If a migration renames a column that has a foreign key:

1. **DROP** the foreign key first
2. **RENAME** the column
3. **RECREATE** the foreign key with the new column name

This was the lesson from NFP-27. Skipping step 1 fails with a generic "cannot rename column" error.

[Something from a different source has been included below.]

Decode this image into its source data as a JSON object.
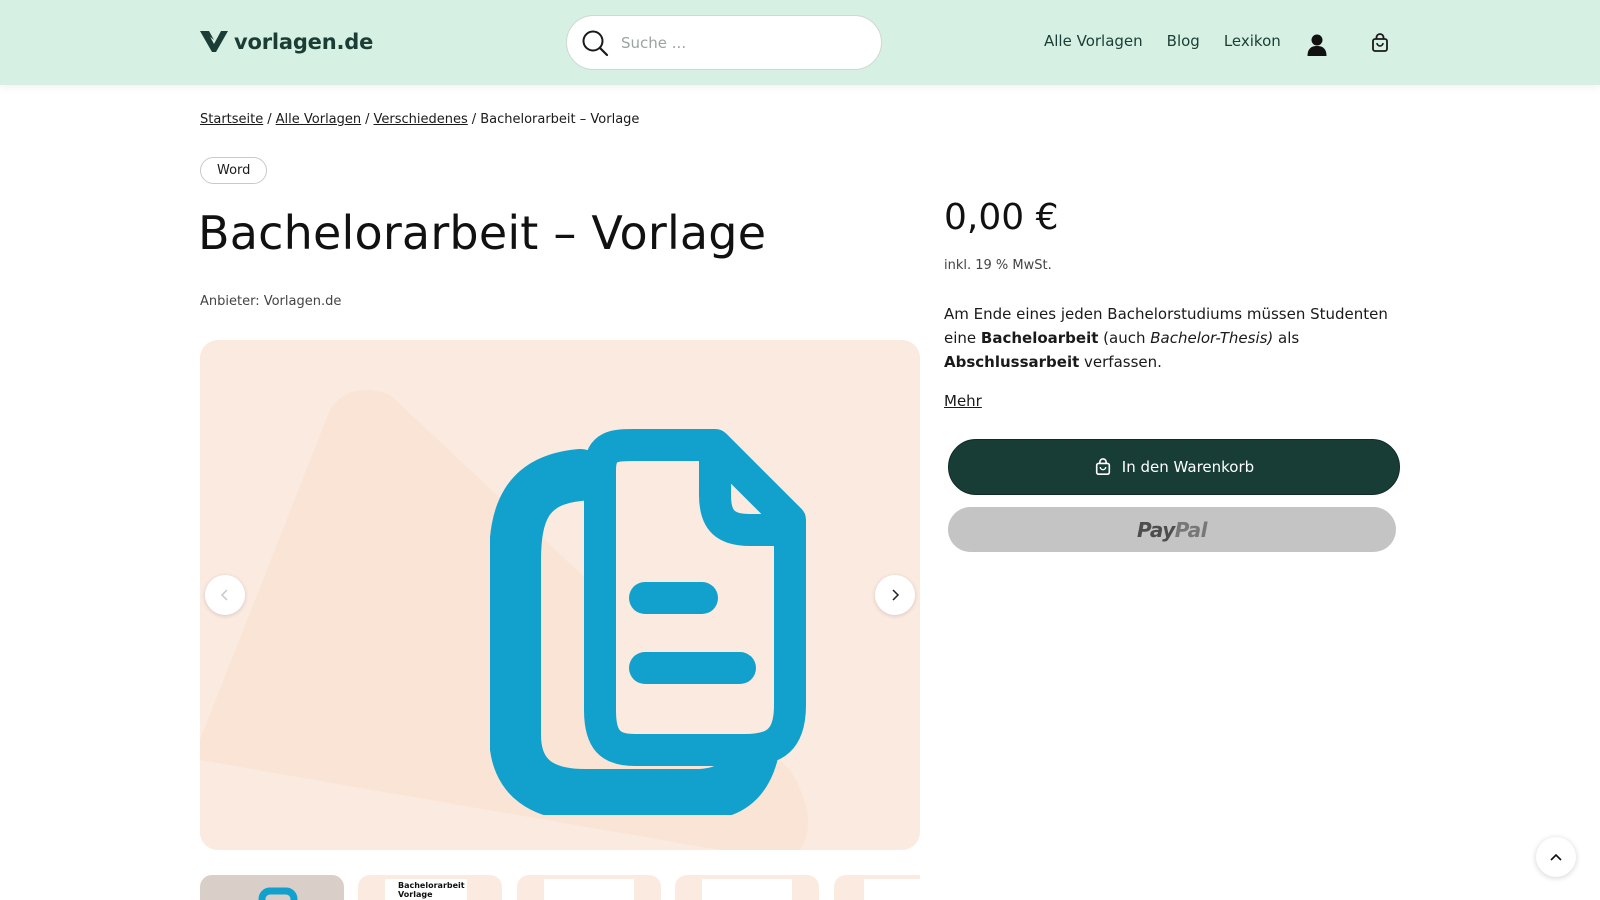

### 10.5 Schema overview (30 tables, abridged)

| Group | Tables |
|---|---|
| Identity & auth | `user`, `acl`, `user_to_acl`, `account`, `user_to_account` |
| API & integration | `api_keys`, `api_registry`, `account_to_api_registry` |
| Settings | `user_settings`, `user_billing` |
| Core domain | `jobs`, `datasets`, `models`, `model_pulls` |
| Usage tracking | `usage_logs` |
| Agent system | `agent_templates`, `handoff_requests`, `handoff_messages`, `handoff_triggers` |
| Email | `email_templates`, `email_queue`, `email_notification_preferences` |
| Blog (NFP-9) | `blog_posts`, `blog_categories` |
| Time | `timeanddate`, `timeanddate_to_user`, `timeanddate_to_account` |
| Migrations | `migrations` |

Full schema in `db/01-schema.sql`.

## 11. API Surface

The REST API is OpenAI-compatible-ish. Auth via session cookie (web) or Bearer token (`api_keys` table).

### Web routes (HTML)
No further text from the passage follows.